Petringer können aufatmen: Ende der Straßensanierung ist in Sicht
ST. PETER. Bereits ein halbes Jahr dauern die Sanierungsarbeiten an der Haslacher Straße L1512. Die Geduld der Siedlungsbewohner wird da auf eine harte Probe gestellt. Gerade jetzt mit Schulbeginn steigt der Unmut, denn einen sicheren Schulweg stellt man sich anders vor. Bürgermeister Engelbert Pichler versteht die Sorgen, muss aber noch ein wenig um Verständnis bitten.

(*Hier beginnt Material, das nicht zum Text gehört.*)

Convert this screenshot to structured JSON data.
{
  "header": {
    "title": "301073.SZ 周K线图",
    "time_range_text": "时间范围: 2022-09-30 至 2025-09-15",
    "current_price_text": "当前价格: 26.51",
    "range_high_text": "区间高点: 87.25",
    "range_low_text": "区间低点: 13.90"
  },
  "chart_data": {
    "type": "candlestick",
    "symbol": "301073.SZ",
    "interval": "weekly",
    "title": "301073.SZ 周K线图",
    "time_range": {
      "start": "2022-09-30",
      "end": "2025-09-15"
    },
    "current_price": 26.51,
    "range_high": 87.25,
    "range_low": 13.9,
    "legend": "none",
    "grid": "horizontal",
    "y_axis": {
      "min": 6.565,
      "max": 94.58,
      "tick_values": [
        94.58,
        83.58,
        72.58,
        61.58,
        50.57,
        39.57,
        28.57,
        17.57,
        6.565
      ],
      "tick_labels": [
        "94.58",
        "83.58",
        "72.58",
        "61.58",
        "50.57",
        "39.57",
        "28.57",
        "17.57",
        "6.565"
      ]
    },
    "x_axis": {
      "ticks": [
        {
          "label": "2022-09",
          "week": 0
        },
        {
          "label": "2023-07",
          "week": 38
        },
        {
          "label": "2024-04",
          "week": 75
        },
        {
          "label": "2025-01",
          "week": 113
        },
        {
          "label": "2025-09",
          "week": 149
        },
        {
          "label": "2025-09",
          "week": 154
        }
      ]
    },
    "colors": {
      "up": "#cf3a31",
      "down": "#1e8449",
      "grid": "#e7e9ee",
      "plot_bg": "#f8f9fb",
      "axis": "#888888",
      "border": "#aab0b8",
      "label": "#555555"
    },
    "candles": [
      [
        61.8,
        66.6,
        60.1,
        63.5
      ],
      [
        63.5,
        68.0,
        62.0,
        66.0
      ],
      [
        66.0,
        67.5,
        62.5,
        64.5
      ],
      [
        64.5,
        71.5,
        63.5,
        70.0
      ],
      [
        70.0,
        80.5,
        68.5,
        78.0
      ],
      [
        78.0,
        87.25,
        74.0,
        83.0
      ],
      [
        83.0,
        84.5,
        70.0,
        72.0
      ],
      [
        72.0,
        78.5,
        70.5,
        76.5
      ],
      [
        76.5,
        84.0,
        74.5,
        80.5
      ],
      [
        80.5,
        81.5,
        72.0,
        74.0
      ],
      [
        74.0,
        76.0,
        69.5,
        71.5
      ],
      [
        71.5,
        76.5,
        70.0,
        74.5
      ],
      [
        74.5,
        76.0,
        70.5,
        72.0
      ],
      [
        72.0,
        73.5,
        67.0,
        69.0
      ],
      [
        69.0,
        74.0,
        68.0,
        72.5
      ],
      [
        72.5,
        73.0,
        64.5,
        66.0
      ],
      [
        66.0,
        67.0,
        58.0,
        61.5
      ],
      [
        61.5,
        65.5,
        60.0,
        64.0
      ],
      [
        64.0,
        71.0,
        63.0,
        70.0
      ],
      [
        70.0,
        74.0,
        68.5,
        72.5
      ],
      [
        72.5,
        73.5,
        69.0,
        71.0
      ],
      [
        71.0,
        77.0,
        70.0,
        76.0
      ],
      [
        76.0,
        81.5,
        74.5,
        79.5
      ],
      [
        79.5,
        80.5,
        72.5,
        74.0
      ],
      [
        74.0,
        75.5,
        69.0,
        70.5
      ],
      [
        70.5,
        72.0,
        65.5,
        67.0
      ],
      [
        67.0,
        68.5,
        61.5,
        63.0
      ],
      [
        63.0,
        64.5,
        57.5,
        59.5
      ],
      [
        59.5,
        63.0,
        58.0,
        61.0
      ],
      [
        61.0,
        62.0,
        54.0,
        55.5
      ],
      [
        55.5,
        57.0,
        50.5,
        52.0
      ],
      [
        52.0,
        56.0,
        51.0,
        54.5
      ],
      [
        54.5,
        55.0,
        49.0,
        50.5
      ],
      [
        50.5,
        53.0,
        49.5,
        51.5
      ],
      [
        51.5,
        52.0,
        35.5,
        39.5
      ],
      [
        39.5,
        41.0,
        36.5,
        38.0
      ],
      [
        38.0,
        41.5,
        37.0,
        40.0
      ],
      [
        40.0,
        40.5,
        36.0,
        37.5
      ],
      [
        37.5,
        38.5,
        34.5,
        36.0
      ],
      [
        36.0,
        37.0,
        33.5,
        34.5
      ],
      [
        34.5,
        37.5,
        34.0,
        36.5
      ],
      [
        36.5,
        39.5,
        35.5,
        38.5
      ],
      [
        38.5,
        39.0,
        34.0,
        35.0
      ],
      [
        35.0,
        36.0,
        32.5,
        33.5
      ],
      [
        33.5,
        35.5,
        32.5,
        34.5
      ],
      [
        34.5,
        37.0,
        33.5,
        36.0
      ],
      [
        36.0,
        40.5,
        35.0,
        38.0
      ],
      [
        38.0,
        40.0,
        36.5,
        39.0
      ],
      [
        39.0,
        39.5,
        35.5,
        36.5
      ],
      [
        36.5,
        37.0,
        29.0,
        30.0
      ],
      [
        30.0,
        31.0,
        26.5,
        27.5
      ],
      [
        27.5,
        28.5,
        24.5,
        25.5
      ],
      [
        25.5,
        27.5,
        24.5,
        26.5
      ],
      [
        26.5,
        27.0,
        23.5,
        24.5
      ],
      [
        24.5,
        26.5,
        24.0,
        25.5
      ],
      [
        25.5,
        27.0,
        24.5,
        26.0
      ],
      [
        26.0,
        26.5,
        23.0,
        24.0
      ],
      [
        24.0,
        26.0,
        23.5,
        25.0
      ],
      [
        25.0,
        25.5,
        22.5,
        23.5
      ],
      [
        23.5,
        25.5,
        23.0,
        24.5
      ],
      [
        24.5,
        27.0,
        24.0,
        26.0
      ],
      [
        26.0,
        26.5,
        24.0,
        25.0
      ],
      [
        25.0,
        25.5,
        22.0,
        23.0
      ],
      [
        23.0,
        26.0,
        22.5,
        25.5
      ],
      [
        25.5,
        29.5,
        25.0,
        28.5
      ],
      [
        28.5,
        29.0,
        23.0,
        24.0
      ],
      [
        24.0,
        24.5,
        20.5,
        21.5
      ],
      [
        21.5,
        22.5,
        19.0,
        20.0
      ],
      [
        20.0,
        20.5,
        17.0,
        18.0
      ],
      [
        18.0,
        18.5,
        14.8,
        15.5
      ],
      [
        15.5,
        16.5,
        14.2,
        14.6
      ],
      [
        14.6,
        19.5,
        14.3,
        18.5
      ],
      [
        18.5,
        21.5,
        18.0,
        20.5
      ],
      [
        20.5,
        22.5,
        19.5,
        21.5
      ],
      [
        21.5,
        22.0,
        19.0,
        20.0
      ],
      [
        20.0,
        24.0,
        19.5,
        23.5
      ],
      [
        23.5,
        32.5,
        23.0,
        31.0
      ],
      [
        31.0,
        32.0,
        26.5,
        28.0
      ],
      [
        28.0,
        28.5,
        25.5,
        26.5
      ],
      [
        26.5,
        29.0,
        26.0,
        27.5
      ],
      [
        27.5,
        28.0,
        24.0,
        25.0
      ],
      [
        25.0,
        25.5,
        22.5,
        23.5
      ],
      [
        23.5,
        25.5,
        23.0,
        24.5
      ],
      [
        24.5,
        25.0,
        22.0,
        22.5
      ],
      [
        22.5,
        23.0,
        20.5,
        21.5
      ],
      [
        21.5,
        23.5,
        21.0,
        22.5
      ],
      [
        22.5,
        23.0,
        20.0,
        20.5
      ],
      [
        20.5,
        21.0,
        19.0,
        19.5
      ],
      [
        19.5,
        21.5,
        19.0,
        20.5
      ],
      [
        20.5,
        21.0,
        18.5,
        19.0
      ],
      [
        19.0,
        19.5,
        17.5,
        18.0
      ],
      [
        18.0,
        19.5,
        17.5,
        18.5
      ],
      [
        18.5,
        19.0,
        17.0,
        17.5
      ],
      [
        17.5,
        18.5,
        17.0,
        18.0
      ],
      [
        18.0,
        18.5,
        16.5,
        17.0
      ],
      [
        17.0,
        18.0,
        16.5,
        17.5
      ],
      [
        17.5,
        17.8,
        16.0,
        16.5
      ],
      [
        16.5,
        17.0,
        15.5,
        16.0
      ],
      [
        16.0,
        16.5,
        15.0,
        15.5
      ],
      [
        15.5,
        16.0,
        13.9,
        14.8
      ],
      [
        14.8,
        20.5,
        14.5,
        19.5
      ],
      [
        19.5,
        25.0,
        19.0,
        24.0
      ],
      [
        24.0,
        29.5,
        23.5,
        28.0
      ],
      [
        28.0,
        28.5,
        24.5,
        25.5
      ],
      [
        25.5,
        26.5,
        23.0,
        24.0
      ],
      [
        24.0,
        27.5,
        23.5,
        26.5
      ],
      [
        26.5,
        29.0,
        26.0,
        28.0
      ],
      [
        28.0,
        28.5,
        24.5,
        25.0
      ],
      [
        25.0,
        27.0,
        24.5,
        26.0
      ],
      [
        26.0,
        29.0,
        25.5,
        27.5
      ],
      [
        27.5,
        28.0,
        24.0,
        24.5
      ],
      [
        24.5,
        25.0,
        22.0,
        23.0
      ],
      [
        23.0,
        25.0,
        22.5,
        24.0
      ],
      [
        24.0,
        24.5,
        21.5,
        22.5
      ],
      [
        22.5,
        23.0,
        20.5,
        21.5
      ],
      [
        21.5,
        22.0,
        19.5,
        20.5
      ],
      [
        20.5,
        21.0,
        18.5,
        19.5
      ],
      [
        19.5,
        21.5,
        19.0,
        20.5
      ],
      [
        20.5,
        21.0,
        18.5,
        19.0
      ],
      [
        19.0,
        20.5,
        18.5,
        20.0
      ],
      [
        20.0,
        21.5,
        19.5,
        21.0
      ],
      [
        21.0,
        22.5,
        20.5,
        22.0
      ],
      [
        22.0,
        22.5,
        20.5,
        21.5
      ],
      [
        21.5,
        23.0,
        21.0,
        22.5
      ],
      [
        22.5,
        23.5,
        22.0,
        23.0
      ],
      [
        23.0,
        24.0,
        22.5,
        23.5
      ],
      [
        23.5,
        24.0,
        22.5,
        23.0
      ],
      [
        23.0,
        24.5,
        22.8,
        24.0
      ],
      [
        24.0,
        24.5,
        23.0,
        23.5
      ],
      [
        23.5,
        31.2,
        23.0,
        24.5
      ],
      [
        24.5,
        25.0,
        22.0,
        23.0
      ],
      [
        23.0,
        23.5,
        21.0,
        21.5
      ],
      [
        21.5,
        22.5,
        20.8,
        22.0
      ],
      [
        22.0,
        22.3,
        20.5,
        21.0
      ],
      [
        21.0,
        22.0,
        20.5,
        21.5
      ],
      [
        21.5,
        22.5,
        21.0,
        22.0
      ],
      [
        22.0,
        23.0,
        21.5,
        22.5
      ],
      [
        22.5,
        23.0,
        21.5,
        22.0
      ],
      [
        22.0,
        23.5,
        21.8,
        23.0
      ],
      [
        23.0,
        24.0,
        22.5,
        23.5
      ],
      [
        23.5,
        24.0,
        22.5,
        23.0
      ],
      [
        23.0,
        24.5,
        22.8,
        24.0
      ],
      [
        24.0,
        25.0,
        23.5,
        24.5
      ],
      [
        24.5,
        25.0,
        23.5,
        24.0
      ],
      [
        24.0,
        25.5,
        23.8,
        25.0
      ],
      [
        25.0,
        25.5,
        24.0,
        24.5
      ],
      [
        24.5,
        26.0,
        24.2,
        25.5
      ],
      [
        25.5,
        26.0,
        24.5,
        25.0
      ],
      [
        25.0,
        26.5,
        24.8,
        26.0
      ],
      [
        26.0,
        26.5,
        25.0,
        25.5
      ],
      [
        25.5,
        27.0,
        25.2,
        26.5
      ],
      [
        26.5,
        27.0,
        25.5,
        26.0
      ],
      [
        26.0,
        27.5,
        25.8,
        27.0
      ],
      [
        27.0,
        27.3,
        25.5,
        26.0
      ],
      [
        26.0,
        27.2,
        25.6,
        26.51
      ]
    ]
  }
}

Im Gespräch mit einer Mutter eines Schülers wurde der Unmut der Anrainer deutlich. „Mein Sohn ist vorher mit dem Rad zur Schule gefahren oder zu Fuß gegangen, jetzt fahre ich ihn aber mit dem Auto“, erzählt die Petringerin. „Es ist unfassbar wie die Autos teilweise vorbeirasen, ich trau mich oft selbst nicht zu Fuß zu gehen“, sagt die betroffene Mutter. Ihr und allen Bewohnern ist bewusst, wie wichtig diese Arbeiten sind. „Aber schon langsam dauert es uns zu lange und wir sind echt froh wenn hoffentlich in einem Monat wieder die gewohnte Ruhe einkehrt.“
Bürgermeister begründet Verzögerungen
Denn laut Bürgermeister Engelbert Pichler soll ab 17. Oktober die Straße asphaltiert und somit die Baustelle abgeschlossen werden. Mit den Arbeiten wurden die Wasserleitungen im Ort getrennt. „Wenn beispielsweise ein Wasserrohrbruch entsteht, ist nicht gleich der ganze Ort betroffen, sondern nur einzelne Gebiete“, erklärt Pichler.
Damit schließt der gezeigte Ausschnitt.